Os filmes de Scorsese e Kubrick, cada um deles tendo o protagonismo dividido (com Paul Newman no primeiro, Nicole Kidman no segundo), continuam no topo da lista de trabalhos com Cruise, mas agora entendo que ele já era um bom ator, por vezes ótimo, lá no início dos anos 1980.
Segue aqui uma lista dos 10 melhores filmes protagonizados pelo astro em ordem decrescente de preferência.
01. A Cor do Dinheiro (The Color of Money, 1986) | Direção: Martin Scorsese
A afetação de Tom Cruise neste filme é uma das mais adequadas do cinema. Quando ele imita um samurai, dança com sorriso estampado no rosto ou dá uma tacada olhando para trás, alcança uma graça cômica que jamais será igualada – nem em uma comédia propriamente dita como Trovão Tropical (2008), em que faz um personagem muito curioso. Quando se mostra enciumado porque o veterano Paul Newman abraça sua namorada, acreditamos mesmo que ele não saiba distinguir atuação de provocação e provocação com o intuito de chegar a algum lugar. É como se o ator tivesse nascido para interpretar o jogador talentoso que aprende a ser picareta pela vivência.
Scorsese dirige com maestria o elenco e a câmera de Michael Ballhaus passeia pelas mesas verdes de sinuca como se fosse uma das bolas. Um dos filmes de Scorsese a que assistimos com maior prazer, e parte disso é por conta de Cruise.
02. De Olhos Bem Fechados (Eyes Wide Shut, 1999) | Direção: Stanley Kubrick
Se A Cor do Dinheiro era a graduação de Tom Cruise, o trabalho em que seu recém conquistado estrelato encontra a melhor tradução na trama, De Olhos Bem Fechados é seu mestrado. No último filme de Kubrick, Cruise tem um de seus melhores papeis, contracenando com uma sublime Nicole Kidman. Piores momentos: as duas visitas à loja de fantasia. Melhores momentos: as outras andanças e demais paragens de Tom Cruise pela noite novaiorquina (construída em Londres), a orgia lúgubre (e o ritual preparatório, principalmente), o diálogo final com Sydney Pollack. Este filme faz empate técnico com o de Scorsese. Ficou em segundo porque consigo imaginar outro ator no lugar de Cruise, apesar de sua ótima atuação.

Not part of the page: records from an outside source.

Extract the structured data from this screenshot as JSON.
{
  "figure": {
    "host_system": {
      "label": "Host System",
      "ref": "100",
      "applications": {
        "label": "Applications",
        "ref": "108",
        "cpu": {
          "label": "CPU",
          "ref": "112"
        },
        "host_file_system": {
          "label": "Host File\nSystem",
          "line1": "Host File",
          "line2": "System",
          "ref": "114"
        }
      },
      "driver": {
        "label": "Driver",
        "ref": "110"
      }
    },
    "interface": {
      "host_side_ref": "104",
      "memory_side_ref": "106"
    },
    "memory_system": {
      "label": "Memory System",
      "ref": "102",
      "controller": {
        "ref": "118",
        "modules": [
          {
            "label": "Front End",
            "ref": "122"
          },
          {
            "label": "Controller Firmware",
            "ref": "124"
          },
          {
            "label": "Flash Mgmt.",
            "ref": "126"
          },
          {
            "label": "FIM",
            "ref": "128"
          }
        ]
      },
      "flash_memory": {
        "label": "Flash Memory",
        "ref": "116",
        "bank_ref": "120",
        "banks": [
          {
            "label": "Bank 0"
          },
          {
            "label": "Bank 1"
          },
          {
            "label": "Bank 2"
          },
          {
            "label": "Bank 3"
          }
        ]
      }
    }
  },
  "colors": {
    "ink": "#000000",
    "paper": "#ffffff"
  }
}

03. Missão: Impossível (Mission: Impossible, 1996) | Direção: Brian De Palma
Confronto entre o produtor Cruise e o autor Brian De Palma em que o primeiro tenta controlar o segundo sendo só parcialmente bem-sucedido. De Palma dribla o produtor Cruise e trabalha o ator Cruise de maneira basilar, que irá moldar a persona do personagem Ethan Hunt no restante da série. Não me engano: sei muito bem que Cruise controlou também isso. Mas De Palma obviamente conseguiu colocar algo de seu até mesmo na atuação do astro. Como sempre, De Palma consegue transformar uma encomenda num filme minimamente pessoal. Sua mise en scène é quase perfeita, assim como o roteiro de David Koepp e Robert Towne.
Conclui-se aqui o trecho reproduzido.